Grab a bunch of cells of that make, weigh them, find a typical number for AH per gram. For A123 I get 0.035 AH/Gram for their 20AH pouch cells, 0.033 for their cylinder cell. IMO, A123 is top of the line, so generic LiFePo might be a bit lower. So say 30mAh/g typical.
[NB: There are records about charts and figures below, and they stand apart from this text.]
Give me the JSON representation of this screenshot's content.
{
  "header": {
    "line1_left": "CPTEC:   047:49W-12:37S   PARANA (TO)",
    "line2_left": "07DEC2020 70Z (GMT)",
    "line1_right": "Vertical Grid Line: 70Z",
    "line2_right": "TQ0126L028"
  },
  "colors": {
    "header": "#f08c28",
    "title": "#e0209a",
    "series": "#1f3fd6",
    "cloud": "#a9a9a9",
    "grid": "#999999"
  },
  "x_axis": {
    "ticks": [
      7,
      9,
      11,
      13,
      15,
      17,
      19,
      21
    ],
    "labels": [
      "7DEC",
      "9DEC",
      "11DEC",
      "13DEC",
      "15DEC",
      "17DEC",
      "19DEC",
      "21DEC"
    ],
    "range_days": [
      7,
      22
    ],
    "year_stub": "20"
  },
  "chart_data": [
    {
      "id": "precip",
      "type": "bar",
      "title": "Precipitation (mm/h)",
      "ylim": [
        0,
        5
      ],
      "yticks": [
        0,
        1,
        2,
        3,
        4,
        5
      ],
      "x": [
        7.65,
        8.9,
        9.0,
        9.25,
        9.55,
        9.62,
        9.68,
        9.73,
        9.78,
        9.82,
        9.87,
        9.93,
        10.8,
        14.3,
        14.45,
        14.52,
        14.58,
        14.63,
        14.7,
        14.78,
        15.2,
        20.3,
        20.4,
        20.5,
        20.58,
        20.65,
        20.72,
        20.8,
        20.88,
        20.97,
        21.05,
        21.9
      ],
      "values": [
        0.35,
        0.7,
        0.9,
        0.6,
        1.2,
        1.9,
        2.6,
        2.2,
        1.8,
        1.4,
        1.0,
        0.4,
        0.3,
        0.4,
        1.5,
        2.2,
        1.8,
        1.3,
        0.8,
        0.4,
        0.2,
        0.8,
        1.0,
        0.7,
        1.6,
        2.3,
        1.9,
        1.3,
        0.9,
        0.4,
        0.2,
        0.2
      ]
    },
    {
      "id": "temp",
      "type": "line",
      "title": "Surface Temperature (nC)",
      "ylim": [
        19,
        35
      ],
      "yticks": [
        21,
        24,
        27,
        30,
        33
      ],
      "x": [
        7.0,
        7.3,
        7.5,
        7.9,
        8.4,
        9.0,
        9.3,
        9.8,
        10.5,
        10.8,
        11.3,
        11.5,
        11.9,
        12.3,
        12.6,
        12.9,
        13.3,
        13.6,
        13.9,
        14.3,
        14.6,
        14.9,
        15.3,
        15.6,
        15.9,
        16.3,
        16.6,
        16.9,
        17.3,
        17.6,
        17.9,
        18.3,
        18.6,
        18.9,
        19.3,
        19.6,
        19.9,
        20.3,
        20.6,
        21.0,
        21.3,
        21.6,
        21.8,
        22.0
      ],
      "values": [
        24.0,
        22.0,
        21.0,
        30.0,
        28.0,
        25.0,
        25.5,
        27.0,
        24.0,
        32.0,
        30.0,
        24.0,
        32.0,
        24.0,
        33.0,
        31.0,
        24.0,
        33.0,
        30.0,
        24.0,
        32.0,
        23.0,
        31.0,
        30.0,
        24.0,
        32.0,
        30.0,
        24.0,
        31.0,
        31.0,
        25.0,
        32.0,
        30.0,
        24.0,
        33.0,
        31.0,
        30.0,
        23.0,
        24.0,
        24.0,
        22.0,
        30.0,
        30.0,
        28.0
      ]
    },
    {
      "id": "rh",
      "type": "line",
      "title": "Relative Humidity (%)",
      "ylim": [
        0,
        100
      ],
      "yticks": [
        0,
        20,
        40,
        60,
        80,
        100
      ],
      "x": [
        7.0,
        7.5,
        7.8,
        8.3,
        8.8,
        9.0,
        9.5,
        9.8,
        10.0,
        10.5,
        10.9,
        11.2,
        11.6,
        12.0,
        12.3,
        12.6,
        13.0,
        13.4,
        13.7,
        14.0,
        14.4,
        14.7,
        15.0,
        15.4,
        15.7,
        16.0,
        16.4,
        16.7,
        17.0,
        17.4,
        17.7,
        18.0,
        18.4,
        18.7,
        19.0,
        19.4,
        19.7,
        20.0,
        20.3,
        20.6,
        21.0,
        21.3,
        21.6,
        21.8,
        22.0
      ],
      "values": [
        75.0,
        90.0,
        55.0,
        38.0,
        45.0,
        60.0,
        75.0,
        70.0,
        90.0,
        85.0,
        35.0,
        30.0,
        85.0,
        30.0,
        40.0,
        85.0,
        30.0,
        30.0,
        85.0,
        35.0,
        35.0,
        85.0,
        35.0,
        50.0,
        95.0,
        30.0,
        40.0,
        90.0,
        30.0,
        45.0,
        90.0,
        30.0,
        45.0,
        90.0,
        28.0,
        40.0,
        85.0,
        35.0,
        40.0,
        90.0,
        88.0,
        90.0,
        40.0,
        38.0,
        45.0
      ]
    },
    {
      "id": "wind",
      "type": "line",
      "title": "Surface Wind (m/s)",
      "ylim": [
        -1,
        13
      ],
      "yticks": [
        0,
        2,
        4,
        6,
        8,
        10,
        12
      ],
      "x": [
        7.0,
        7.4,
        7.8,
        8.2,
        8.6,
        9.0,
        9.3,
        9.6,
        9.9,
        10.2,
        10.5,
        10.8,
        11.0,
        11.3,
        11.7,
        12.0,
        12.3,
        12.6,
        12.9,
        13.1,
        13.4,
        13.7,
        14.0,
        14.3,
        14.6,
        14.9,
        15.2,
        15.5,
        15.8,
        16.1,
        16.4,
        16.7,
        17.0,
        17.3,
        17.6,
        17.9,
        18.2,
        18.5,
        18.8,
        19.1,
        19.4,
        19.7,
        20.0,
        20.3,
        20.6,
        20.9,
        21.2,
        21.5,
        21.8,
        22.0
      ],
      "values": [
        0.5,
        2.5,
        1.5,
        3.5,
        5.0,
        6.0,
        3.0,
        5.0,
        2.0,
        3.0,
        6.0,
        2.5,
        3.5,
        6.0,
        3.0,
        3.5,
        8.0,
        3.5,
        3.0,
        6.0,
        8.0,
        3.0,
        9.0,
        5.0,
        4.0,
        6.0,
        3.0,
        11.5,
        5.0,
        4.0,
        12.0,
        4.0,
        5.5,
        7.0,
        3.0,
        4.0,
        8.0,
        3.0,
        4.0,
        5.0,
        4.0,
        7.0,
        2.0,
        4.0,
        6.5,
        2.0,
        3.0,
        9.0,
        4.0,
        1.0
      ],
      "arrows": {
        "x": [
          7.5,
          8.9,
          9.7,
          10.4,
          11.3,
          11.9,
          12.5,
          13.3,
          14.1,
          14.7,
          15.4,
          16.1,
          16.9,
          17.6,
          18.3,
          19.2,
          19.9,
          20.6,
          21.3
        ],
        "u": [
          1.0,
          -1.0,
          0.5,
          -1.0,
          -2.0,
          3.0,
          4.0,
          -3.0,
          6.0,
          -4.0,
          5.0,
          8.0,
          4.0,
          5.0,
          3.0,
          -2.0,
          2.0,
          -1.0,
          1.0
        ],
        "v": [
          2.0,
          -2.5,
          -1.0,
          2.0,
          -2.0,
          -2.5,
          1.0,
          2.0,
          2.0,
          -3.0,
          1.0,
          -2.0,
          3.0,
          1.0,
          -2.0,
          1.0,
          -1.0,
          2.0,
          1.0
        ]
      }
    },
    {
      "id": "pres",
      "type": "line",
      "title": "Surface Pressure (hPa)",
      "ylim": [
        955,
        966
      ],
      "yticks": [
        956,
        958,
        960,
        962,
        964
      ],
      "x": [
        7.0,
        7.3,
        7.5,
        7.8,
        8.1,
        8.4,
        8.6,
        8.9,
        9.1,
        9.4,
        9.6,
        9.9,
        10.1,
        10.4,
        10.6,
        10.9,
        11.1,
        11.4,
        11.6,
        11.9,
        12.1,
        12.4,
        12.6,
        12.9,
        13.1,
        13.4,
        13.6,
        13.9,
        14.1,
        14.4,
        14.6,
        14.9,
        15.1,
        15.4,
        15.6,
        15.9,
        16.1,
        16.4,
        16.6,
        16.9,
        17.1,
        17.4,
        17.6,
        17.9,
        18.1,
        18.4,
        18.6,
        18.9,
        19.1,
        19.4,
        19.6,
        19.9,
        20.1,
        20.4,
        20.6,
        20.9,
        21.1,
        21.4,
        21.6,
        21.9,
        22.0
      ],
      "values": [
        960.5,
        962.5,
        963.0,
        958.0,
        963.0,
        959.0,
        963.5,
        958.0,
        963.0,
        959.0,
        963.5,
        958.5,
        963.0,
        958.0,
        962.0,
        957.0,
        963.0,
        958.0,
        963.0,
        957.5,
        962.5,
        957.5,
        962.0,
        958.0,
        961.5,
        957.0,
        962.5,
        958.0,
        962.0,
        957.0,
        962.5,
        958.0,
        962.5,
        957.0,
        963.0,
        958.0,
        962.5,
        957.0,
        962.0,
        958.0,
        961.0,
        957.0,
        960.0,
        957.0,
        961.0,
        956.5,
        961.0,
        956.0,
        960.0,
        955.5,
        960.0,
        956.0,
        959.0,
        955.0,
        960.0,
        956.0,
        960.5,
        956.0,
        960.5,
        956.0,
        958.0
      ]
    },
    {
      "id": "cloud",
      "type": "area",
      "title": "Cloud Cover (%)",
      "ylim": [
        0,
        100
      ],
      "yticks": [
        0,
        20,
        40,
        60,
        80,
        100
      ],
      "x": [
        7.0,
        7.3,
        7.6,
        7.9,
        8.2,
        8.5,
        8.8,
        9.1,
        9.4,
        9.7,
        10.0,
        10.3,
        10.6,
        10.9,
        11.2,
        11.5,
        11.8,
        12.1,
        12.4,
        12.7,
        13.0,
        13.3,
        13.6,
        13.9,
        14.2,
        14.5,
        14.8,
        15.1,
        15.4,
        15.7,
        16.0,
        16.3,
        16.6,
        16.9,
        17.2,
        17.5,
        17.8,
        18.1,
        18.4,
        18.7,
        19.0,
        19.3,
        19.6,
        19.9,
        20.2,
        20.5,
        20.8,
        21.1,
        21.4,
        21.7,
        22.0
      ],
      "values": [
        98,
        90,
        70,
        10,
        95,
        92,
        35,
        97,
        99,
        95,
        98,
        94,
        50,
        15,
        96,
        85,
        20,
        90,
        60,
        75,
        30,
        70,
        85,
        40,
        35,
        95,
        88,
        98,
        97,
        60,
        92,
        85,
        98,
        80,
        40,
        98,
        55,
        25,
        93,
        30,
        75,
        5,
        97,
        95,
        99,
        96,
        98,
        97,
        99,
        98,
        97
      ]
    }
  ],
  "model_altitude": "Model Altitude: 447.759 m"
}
Compare that to a computed 'theoretical max' from these sources:

mAh charge capacity of LiFePo on Wikipedia of 170mAh/g

Check that Wiki number:

Weight of 1 Mole of LiFePO4: 158g

Coulombs in 1 Mole (one charge per Li):9.65E4

Coulombs in 1 mAh: 3.6

mAh per mole of charge: 9.65E4/3.6 = 2.68E4

mAh per gram of LiFePO4: 2.68E4/158 = 170 mAh/g. Ha! Spot on.

mAh charge capacity of graphite sheet 372 mAh/g

Convert the two numbers to grams per Ah:

LiFePO4: 5.9 g/Ah

Graphite: 2.7 g/Ah

add, invert, to get 116 mAh/g of graphite and LiFePO

That is too high, of course. How are you going to get the current out? With copper and aluminium sheets. They weigh maybe as much as the anode and cathode, so divide by two to get 58mAh/g. That's closer to the real world.

A little more reading: I -know- you can not get all the Li out of LiFePO. Mr Borong Wu et all say you can only get about 0.6. So that means 102mAh/g for LiFePO, not 170. With that correction, I get 80 mAh/g for the materials alone. Add in the weight of the anode and cathode as before, I get 40 mAh/g. Pretty darn close!